MUNICH, Germany If one believes Infineon's top executive Peter Bauer, the market is about to recover from its ugly low in the first quarter. The recovery, if any, however takes place more in the sentiment than in real figures.
With the exception of the wireless business, Infineon was confronted with order cancellation and significant lack of demand across all of its business segments. In the automotive business, the crash of the US and European market dragged the company's sales down vehemently. Unexpectedly the Japanese market also weakened. "In the USA and Europe, the downturn was stronger than we expected", Bauer said in a press conference at the opportunity of publishing the company's quarterly figures. "And then we also saw the Japanese market decline."
In other market segments, the trend was similar. Power semiconductors, smart cards, wireline communications, in all segments customers cancelled orders. Confronted with the market uncertainty, the company saw no alternative to reducing its stock which however aggravated the underutilization of its production lines. In some lines, utilization fell below 50 percent, Bauer acknowledged.
The decline was deeper than expected. For this reason Infineon won't be able to meet earlier sales targets which already were about 15 percent below last year's figures, Bauer said. The reduction in guidance is less owed to the market perspective but to the pronounced decline in the first quarter.
In most market segments the company now sees the downturn trend stopped and even an, albeit fragile, tendency to recover. "Since beginning of March, the situation has improved to some extent," the Infineon CEO said.
One positive exception was wireless communications where the company achieved several design wins, in particular in the 3G and in the Ultra Low Cost (ULC) market segment. Customer LG for instance increased its order to several million units before the product, according to Bauer LG's flagship touchscreen handset model, was on the market. Other major orders came from Nokia which significantly expanded its supply relationship with Infineon.
The strong demand for wireless chips caused the company to return to normal work from the short time working scheme in its Dresden fab. "We currently do not plan to return to short time working scheme at this production line," he announced.
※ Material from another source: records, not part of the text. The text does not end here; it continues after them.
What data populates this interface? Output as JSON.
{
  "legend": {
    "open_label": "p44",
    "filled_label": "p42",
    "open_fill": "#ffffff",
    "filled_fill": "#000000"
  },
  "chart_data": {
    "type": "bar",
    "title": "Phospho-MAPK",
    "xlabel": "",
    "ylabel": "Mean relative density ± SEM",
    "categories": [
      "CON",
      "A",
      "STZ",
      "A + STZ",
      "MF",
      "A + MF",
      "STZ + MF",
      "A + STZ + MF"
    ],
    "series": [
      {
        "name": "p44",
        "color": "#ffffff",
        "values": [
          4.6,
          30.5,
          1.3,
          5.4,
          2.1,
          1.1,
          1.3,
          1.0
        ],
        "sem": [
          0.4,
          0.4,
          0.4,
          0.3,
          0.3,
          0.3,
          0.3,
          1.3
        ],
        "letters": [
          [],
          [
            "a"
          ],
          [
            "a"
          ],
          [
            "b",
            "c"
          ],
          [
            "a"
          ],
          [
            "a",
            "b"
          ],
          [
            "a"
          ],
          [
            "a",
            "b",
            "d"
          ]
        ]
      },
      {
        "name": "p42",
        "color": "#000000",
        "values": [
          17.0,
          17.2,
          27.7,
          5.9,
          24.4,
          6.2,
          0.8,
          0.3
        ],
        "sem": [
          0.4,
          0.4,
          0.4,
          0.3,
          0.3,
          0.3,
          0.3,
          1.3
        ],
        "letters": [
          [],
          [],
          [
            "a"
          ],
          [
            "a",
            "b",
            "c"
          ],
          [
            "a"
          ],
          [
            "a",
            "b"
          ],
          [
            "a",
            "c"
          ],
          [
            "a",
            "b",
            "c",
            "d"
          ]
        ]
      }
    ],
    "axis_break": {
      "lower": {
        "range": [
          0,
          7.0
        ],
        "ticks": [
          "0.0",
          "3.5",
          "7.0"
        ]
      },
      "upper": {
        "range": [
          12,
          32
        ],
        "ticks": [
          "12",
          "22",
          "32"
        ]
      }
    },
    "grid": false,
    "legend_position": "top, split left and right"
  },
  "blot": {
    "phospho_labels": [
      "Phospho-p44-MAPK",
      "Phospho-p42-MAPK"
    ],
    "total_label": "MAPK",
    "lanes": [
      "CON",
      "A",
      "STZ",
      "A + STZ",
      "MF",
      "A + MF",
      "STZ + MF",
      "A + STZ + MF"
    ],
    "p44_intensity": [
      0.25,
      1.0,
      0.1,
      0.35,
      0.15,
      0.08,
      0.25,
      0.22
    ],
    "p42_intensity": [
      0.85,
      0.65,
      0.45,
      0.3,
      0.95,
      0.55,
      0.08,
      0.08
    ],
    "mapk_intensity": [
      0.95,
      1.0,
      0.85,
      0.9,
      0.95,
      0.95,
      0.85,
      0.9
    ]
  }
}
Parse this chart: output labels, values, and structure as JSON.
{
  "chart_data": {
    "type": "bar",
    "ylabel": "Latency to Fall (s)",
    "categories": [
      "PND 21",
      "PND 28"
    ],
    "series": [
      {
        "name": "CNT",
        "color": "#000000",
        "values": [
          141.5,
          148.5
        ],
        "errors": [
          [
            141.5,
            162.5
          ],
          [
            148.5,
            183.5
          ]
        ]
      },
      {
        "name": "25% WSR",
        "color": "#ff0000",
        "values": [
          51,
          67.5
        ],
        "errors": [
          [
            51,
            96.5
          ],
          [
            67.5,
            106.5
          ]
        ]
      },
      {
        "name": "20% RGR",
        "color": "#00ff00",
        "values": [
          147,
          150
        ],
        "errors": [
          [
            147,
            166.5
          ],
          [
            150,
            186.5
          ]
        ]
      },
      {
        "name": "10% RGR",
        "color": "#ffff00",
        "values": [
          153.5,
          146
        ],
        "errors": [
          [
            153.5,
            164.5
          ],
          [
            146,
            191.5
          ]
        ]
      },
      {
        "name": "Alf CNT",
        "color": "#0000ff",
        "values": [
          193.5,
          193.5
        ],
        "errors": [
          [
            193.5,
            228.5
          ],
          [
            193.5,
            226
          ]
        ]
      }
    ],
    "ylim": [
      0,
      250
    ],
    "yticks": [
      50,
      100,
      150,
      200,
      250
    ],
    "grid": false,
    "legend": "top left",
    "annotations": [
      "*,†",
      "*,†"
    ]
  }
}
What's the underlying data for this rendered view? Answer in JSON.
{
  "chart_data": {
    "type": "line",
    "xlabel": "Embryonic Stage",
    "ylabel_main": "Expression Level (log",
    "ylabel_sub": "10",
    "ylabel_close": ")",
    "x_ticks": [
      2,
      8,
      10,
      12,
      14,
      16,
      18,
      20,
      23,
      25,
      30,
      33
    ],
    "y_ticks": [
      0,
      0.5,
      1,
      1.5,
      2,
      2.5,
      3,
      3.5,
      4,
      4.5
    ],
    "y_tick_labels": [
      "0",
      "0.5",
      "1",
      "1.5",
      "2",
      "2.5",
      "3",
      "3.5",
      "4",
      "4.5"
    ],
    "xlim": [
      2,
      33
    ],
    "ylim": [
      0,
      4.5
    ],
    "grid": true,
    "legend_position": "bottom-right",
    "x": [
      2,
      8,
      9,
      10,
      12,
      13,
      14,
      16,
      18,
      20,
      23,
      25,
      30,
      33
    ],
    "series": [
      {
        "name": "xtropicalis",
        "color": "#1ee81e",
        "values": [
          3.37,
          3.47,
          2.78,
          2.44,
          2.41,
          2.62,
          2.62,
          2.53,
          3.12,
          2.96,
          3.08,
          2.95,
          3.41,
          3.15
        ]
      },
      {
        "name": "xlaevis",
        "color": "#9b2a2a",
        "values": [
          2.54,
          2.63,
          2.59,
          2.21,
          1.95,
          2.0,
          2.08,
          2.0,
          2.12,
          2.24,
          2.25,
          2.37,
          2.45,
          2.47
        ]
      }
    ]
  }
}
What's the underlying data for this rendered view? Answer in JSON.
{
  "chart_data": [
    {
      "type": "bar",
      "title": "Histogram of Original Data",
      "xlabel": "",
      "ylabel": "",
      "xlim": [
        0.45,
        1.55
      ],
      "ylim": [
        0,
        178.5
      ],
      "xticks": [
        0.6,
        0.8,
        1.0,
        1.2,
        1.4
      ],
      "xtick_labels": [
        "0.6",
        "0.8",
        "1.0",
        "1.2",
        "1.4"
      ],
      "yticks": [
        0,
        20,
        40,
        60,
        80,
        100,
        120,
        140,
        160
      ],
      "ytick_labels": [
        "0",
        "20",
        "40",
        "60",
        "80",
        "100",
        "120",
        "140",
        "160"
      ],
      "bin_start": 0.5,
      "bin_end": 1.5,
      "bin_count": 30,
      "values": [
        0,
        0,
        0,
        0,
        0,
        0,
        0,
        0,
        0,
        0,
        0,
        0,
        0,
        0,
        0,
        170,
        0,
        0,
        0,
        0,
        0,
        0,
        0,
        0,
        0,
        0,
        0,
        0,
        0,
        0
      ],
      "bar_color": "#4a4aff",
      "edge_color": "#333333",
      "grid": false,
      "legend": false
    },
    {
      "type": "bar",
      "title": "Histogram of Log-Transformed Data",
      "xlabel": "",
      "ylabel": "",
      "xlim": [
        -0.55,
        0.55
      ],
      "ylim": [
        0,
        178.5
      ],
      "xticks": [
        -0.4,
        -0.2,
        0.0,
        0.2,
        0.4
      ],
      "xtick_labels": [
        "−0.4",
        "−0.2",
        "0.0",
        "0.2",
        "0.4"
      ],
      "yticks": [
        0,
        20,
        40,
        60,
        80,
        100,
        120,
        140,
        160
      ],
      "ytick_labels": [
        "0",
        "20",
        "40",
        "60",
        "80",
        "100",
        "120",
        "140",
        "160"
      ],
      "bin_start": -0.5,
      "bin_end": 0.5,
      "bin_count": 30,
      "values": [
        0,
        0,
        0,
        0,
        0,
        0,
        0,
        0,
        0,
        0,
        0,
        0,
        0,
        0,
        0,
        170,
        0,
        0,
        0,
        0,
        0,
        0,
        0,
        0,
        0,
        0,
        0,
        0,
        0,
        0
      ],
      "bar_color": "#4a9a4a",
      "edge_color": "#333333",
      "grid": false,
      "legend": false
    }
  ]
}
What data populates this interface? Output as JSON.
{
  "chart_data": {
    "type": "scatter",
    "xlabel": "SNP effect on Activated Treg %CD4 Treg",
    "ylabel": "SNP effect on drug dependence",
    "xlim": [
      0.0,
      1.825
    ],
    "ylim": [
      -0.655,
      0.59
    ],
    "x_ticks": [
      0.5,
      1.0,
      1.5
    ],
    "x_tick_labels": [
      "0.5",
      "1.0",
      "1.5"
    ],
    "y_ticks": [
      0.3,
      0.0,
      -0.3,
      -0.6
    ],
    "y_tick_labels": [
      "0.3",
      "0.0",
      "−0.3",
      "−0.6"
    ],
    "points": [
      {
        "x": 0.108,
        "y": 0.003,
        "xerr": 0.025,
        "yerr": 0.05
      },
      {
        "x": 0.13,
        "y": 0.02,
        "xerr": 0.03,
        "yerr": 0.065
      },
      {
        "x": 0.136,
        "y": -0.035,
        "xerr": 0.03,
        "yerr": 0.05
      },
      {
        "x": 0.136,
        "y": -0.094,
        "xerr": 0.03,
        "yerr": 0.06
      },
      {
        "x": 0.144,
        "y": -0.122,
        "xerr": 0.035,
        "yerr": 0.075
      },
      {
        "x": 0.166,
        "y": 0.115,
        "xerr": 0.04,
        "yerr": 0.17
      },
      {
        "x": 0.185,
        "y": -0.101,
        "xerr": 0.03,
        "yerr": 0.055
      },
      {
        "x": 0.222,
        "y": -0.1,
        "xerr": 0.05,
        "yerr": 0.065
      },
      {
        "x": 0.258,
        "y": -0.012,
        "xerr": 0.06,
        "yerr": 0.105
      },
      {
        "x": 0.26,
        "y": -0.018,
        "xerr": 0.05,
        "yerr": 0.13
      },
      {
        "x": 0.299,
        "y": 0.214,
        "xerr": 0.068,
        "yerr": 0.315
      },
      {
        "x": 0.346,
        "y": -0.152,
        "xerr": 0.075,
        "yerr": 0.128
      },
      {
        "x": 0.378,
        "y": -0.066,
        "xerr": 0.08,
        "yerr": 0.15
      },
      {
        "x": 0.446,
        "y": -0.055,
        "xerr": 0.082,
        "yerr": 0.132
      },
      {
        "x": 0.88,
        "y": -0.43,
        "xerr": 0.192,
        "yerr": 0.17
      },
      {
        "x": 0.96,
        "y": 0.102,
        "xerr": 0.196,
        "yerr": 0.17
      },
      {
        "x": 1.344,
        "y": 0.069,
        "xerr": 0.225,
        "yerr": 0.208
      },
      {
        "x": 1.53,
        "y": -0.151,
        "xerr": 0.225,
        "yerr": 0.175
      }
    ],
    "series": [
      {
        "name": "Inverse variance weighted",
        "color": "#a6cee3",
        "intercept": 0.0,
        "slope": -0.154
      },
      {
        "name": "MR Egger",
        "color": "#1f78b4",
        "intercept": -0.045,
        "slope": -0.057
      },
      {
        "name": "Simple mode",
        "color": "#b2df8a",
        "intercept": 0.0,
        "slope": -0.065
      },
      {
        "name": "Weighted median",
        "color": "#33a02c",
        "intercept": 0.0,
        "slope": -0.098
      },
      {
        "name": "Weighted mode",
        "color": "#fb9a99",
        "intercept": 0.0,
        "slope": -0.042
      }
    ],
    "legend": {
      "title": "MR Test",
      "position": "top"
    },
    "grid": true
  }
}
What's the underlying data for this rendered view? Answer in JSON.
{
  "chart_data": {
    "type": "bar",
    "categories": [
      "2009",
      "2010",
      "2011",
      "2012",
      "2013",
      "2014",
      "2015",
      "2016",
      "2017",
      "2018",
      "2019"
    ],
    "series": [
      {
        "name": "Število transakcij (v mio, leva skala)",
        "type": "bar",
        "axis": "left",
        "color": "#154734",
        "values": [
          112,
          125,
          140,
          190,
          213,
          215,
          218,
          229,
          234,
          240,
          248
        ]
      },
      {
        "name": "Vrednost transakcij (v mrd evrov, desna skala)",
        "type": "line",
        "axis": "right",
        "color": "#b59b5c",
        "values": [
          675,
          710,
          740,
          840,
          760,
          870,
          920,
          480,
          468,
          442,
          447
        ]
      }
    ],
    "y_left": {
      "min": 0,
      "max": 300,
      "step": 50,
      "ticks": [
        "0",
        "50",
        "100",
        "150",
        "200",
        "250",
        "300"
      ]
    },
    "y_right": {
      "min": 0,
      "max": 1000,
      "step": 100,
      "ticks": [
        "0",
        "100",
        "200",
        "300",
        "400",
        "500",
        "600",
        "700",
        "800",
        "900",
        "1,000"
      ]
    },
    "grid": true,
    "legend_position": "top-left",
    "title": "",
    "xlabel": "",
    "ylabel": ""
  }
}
Nevertheless, the company had some trouble in Dresden since the production equipment was in part shared with its subsidiary Qimonda. Since the DRAM maker is insolvent and currently managed by an insolvency administrator, Infineon suddenly had limited or no access to the machines it used to use. For this reason, Bauer was forced to buy back parts of the equipment. "But this was in the low single-digit million euro range," he placated.
In other segments, utilization in the meantime has recovered as well. The company's power semiconductor production lines in Regensburg (Germany), Villach (Austria) and Kulim (Malaysia) have returned to utilization rates above 50 percent, and for the chip card segment the situation is similar, Bauer said.
The company used the situation to speed its job reduction program. Initially, the management had planned to decrease the headcount gradually over the entire year. Now the staff reduction is almost completed; Bauer said. Currently the company has about 26.400 employees, down from 29.100 in September 2008. Only "a few hundred" more are scheduled to be cancelled, Bauer explained.
Bauer countered rumors of potential mergers. "We definitively have no interest in mergers, there are no such activities going on," he made clear.
Since Infineon's share price has climbed significantly over the past weeks and currently is slightly below the mark of 2, the company's prospects for a capital increase have been improved. Such a move is important for the semiconductor vendor since he has to refinance a triple-million euro amount within the next 18 months.
With regard to the company's perspectives to refinance its debts Bauer declined any comment. "We have a strict no-comment policy on this topic," he said. "After all, we do not want to jeopardize this goal". The same held true for reports the company would prepare an application to receive government aid. Bauer only said that the refinancing topic has "the highest priority".
Despite these facts hinting the situation has improved, the recovery still is weak and at a very low level. It might be too early to believe the crisis is over. "We have seen order entry to stabilize since March," Bauer said. "But this is not a breakthrough."